Top Python Libraries You Should Know in 2020
Python is one of the most popular programming languages. Many developers choose Python because it’s easy to learn and good for varies task including data science, machine learning, data analysis and visualization, and web or desktop app development. The reason Python can be used in so many different types of programming is its large number of libraries.
Top Python Data Manipulation Libraries
1. Pandas
Pandas provide high-performing data structures that make working with data easy, fast, and intuitive. The library’s primary data structures – series (one-dimensional) and DataFrame (two-dimensional) – are used very often in finance, statistical computing, social science, and engineering. Pandas is used in conjunction with other libraries, such as NumPy, SciPy, and Matplotlib.
2. NumPy
It is an open-source tool designed for efficient numerical computing. NumPy provides high-performance multidimensional arrays and matrices and the tools to operate on them. It also contains helpful functions for linear algebra, Fourier transform, and random numbers.

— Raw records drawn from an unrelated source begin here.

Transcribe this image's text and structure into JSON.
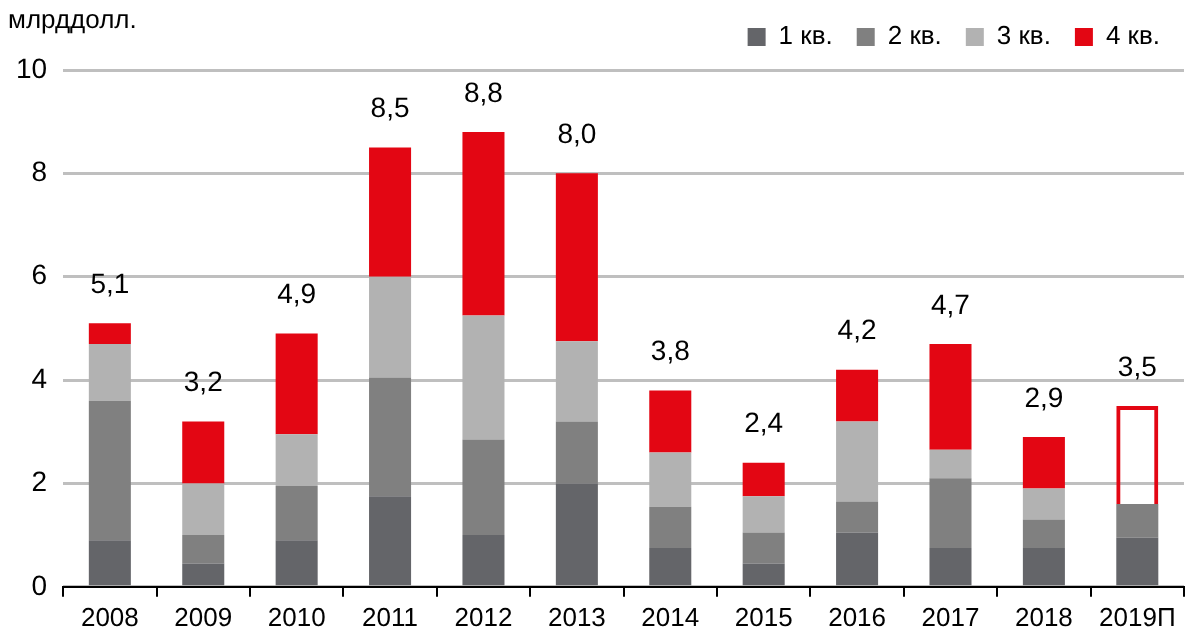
{
  "chart_data": {
    "type": "bar",
    "stacked": true,
    "ylabel": "млрддолл.",
    "categories": [
      "2008",
      "2009",
      "2010",
      "2011",
      "2012",
      "2013",
      "2014",
      "2015",
      "2016",
      "2017",
      "2018",
      "2019П"
    ],
    "series": [
      {
        "name": "1 кв.",
        "color": "#646569",
        "values": [
          0.9,
          0.45,
          0.9,
          1.75,
          1.0,
          2.0,
          0.75,
          0.45,
          1.05,
          0.75,
          0.75,
          0.95
        ]
      },
      {
        "name": "2 кв.",
        "color": "#808080",
        "values": [
          2.7,
          0.55,
          1.05,
          2.3,
          1.85,
          1.2,
          0.8,
          0.6,
          0.6,
          1.35,
          0.55,
          0.65
        ]
      },
      {
        "name": "3 кв.",
        "color": "#b2b2b2",
        "values": [
          1.1,
          1.0,
          1.0,
          1.95,
          2.4,
          1.55,
          1.05,
          0.7,
          1.55,
          0.55,
          0.6,
          null
        ]
      },
      {
        "name": "4 кв.",
        "color": "#e30613",
        "colors": [
          "#e30613",
          "#e30613",
          "#e30613",
          "#e30613",
          "#e30613",
          "#e30613",
          "#e30613",
          "#e30613",
          "#e30613",
          "#e30613",
          "#e30613",
          null
        ],
        "values": [
          0.4,
          1.2,
          1.95,
          2.5,
          3.55,
          3.25,
          1.2,
          0.65,
          1.0,
          2.05,
          1.0,
          1.9
        ]
      }
    ],
    "totals": [
      "5,1",
      "3,2",
      "4,9",
      "8,5",
      "8,8",
      "8,0",
      "3,8",
      "2,4",
      "4,2",
      "4,7",
      "2,9",
      "3,5"
    ],
    "ylim": [
      0,
      10
    ],
    "yticks": [
      0,
      2,
      4,
      6,
      8,
      10
    ],
    "grid": "y",
    "legend": "top right"
  }
}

Top Python Data Visualization Libraries
1. SciPy
SciPy is an open-source library designed for scientific computing. It contains functions that facilitate linear algebra, integration, image processing, and optimization. It is a good tool for a wide variety of scientific, mathematical, and engineering tasks that require some manipulation of numbers.
2. Matplotlib
Matplotlib is the most popular open-source library for data visualization. It can generate many types of plots – including bar charts, scatter plots, and histograms – with just a few lines of code.
This library also delivers an API for embedding plots into applications. Matplotlib allows programmers to visualize huge amounts of data and produce high-quality images in a range of formats.
3. Seaborn
Seaborn is an open-source library that’s designed for data visualization. This library is based on Matplotlib, but it gives users an easier and simpler way to create complicated plots. Seaborn has a lot of built-in styles, which means you can change the look of charts very quickly. (It also integrates well with Pandas data structures.) Seaborn provides automatic estimation and plotting of linear regression models.

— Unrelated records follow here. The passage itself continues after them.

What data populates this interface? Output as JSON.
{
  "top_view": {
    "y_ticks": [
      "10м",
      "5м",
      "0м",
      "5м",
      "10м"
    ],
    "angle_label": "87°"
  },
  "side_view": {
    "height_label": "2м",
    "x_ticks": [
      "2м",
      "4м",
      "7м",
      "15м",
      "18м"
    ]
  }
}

Top Python Deployment Libraries
1. Scrapy
Scrapy is an open-source Python framework that’s designed for crawling websites and extracting their data. These tasks are simple and fast with Scrapy; it’s also easy to plug in new functionality to this framework. Thanks to this flexibility, Scrapy can also be used for data mining, automated testing, and information processing.
2. Flask
Flask is another very popular Python framework. It is used in deploying data science models. This open-source tool is lightweight and designed to deploy complex applications easily and quickly. Since it is a microframework, it does not require particular libraries or tools. And you can add more functionality by way of its many extensions.
Conclusion
There are many more libraries to explore in Python dedicated to various business areas. This vast number of specialist tools is one of the reasons Python is so popular.